Antara abad 15 hingga 18, ordo-ordo sufi dengan leluasa keluar-masuk istana. Tampaknya, penetrasi lembut antara ajaran sufi dan politik kekuasaan menjadi penyokong utama langgengnya agama Islam di Nusantara. Pola-pola semacam itu lazim terjadi di Asia Tenggara, terutama di sekitar poros Patani-Malaka-Jawa.

Islam yang Terus Berubah

Abad-abad berikutnya semakin rumit dan musykil. Ketika pondasi Islam boleh dibilang sudah kukuh, sengkarut yang silang menyilang gencar terjadi. Ordo-ordo sufi mulai menarik diri dari istana. Sementara itu, gerakan-gerakan revivalisme Islam mulai tumbuh dan langsung mengambil jalur politik-kekuasaan.

Di sisi lain, katup kolonialisme yang kian menganga turut membawa dampak buruk bagi posisi Islam Nusantara. Sejak itu, polarisasi dalam Islam tidak dapat dihindari lagi. Muncullah Wahhabisme, Pan-Islamisme, dan seterusnya.

Sementara Islam bersusah payah menghadapi perpecahan yang menggerogoti tubuhnya sendiri, dari luar tengah mengarah serbuan getol dari misionaris Kristen yang dibonceng pemerintah Hindia Belanda. Bab 6 dan 7 secara khusus memotret perseteruan dan perebutan panggung yang dramitis itu.

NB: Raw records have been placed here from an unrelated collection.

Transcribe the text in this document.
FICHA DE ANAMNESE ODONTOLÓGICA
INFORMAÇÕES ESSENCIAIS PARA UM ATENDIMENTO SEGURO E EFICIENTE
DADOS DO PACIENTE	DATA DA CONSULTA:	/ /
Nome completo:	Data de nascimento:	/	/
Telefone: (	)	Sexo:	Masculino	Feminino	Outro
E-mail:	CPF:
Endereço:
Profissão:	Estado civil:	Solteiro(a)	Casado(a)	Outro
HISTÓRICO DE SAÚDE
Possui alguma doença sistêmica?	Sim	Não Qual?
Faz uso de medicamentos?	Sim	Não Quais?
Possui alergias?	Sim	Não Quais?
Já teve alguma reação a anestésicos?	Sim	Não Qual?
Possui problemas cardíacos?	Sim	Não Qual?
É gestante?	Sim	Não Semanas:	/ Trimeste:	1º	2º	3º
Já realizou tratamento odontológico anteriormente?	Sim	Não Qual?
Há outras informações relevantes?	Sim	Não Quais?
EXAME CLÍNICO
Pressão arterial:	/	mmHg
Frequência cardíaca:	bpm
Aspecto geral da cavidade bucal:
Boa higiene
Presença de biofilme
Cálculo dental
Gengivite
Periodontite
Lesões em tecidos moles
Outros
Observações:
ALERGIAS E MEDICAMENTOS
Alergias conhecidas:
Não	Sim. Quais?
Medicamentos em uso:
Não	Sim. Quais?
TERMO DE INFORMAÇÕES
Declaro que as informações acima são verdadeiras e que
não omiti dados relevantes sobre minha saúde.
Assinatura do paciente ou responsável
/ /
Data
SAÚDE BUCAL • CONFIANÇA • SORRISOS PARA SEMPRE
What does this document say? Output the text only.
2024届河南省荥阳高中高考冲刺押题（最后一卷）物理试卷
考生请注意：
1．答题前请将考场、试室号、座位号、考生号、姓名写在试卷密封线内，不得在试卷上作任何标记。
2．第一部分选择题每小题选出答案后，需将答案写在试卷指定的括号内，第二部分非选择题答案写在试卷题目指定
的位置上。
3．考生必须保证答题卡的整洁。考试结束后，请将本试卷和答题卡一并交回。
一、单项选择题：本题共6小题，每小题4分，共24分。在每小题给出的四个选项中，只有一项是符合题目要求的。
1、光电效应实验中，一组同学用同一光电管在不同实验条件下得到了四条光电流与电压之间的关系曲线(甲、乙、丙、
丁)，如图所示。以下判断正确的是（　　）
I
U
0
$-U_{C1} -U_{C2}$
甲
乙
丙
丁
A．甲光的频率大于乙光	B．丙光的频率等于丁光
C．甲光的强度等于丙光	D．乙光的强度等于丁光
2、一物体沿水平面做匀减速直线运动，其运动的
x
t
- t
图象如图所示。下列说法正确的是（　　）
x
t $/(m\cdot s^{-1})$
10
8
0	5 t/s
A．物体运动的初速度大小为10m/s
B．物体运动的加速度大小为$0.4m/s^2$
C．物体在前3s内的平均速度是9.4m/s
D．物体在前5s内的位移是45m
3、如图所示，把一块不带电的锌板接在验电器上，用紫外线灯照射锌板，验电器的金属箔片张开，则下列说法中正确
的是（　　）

Dalam konteks yang lebih serius dan rumit, Christiaan Snouck Hurgronje hadir sebagai eksemplar yang sangat menentukan terhadap narasi Islam di dunia yang lebih modern kelak. Michael Laffan mencurahkan perhatiannya pada segmentasi ini secara detail di bab 8, 9, dan 10.

Pada bab-bab berikutnya, Michael Laffan menyoroti setiap perubahan di dalam sejarah ‘Islam Nusantara’ yang arkaik dan tumpang tindih dengan pelbagai dimensi kecil namun penting. Dengan tetap meyakini bahwa sejarah tidak pernah final, Michael Laffan juga berkesimpulan bahwa ‘Islam Nusantara’ juga bukan adonan yang persis bulat dan final.

Sejak awal Michael Laffan mengingatkan bahwa yang khas bagi ‘Islam Nusantara’ justru karena ia tidak benar-benar khas (sejauh khas diidentikkan dengan orisinal). Sebab, ‘Islam Nusantara’ merupakan hasil tungkus-lumus, persentuhan, perpaduan dari ajaran, perilaku, budaya dan citarasa yang aduhai jamaknya. Dan itu mustahil dikrop untuk menjadi satu warna.

Apa yang ditulis Michael Laffan dalam buku ini, pada dasarnya, sekadar patahan-patahan sumir, potongan-potongan kecil, atau celah-celah mungil yang terjadi di dalam lipatan-lipatan sejarah yang enggan dibahas oleh sejarawan lain.Pembaca tidak akan menemukan keutuhan, misalnya, sebagaimana buku-buku M.C. Ricklefs.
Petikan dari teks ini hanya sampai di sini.